Intervention de Philippe Dallier

Commission des finances, du contrôle budgétaire et des comptes économiques de la nation — Réunion du 17 septembre 2015 à 9h30
Présentation des conclusions du groupe de travail sur le recouvrement de l'impôt à l'heure de l'économie numérique — Communication

Photo de Philippe DallierPhilippe Dallier :

En 2013, en tant que rapporteurs spéciaux de la mission « Gestion des finances publiques et des ressources humaines », Albéric de Montgolfier et moi avions découvert - sans trop de surprise - que sur les millions de colis arrivant à Roissy, une grande partie était sous-déclarée, parfois en-dessous du seuil de 22 euros qui entraîne une exonération totale. Une poignée seulement de ces colis - ceux dont le caractère frauduleux ne fait guère de doute - étaient ouverts par les quelques douaniers en poste.

Tout le problème est que le client particulier, le plus souvent de bonne foi, croit avoir payé la TVA au moment de l'achat. Si l'entreprise est en France, nous pouvons penser qu'elle collecte et reverse la TVA ; si elle est dans un autre pays de l'Union européenne, c'est moins sûr, et l'administration est mal outillée pour le contrôler ; si elle est dans un pays tiers, il est presque sûr qu'elle ne le fait pas.

Il ressort de nos rencontres avec les douanes que celles-ci s'accrochent à une logique dépassée : leur objectif est d'accélérer les contrôles... mais ceux-ci ne seront de toute façon jamais assez nombreux. Cette logique-là est complètement dépassée.

La grande révolution - et c'est notre proposition-, consiste à instaurer un prélèvement à la source de la TVA, au moment de l'achat en ligne. C'est le seul moyen de changer les choses. Concrètement, il s'agit de confier à un organisme tiers la tâche de collecter et de verser les taxes dues, dès que le client paie. Cela s'appelle un paiement scindé, ou split payment. Cela paraît simple... et c'est simple ! Techniquement, il n'y a aucune difficulté - croyez-en l'ancien informaticien que je suis. Le GIE Cartes Bancaires de n'y oppose pas, les établissements financiers non plus - pourvus qu'ils ne soient pas responsables de l'application du bon taux, ce qui peut être évité.

Pour le contrôle des colis importés, nous pouvons imaginer qu'un code-barres identifie les colis passés par ce système, permettant à la douane de les trier.
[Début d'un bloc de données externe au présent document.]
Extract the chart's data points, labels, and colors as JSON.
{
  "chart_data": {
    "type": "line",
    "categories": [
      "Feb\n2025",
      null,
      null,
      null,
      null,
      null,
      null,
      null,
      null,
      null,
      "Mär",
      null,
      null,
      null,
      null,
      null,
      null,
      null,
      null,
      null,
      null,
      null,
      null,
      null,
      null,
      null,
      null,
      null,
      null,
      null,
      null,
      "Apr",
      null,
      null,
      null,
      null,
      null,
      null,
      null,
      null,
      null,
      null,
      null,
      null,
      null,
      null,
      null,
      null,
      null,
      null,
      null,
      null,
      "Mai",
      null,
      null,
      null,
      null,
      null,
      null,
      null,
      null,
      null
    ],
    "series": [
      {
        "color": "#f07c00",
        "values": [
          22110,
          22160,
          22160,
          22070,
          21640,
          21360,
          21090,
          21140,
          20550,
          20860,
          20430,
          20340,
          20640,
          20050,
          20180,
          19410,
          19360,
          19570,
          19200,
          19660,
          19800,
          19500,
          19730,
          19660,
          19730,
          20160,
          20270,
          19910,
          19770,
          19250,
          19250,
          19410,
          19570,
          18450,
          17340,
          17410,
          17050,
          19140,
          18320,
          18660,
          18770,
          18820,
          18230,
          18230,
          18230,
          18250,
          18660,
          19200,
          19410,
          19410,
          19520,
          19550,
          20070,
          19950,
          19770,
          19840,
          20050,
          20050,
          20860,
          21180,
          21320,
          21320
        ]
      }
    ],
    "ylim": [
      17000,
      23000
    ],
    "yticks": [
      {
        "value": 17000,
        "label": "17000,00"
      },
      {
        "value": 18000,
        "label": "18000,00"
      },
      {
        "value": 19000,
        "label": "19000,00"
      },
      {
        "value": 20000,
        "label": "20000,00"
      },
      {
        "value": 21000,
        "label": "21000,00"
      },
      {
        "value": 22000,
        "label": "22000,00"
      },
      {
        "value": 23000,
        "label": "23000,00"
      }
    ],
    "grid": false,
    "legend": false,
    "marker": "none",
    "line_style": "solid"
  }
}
Les commerçants sont encouragés à rentrer dans le système : la TVA est prélevée de toute façon, et le client attend une livraison la plus rapide possible. L'administration des douanes pourra ainsi concentrer les contrôles sur les colis provenant d'entreprises qui n'ont pas joué le jeu.

Quelles sont les difficultés ? Convaincre au niveau européen. Est-ce possible ? Je le crois. Nous nous heurterons aux récalcitrants traditionnels, qui profitent du système : les pays qui abritent les sociétés de vente en ligne, ou qui comptent de grandes plateformes portuaires et aéroportuaires, dont les pratiques ne sont pas forcément vertueuses. Mais ils devront finir par se préoccuper de cette question : 168 milliards d'euros de trou au niveau européen, un manque à gagner de 34 % pour l'Italie et 14 milliards d'euros en France ou 25 milliards d'euros pour l'Allemagne, ce n'est pas rien.

Il existe un précédent : la Commission européenne a récemment autorisé l'Italie à utiliser le paiement scindé pour les achats par les administrations publiques. L'Italie en attendait un milliard d'euros dès la première année, les estimations sont déjà à deux milliards d'euros. Les représentants du patronat italien espèrent que l'expérimentation sera abandonnée ; ils invoquent - et il faut en tenir compte - des problèmes de trésorerie dans les entreprises, qui se retrouvent créditrices de l'État et attendent un remboursement de TVA. Nos collègues du Sénat italien nous ont précisé que le pays travaillait à des solutions pour accélérer les versements.

Nous avons avec le paiement scindé une solution simple et efficace. Il n'y a pas d'autre moyen pour éviter l'évaporation de taxe, qui risque de devenir bientôt exponentielle.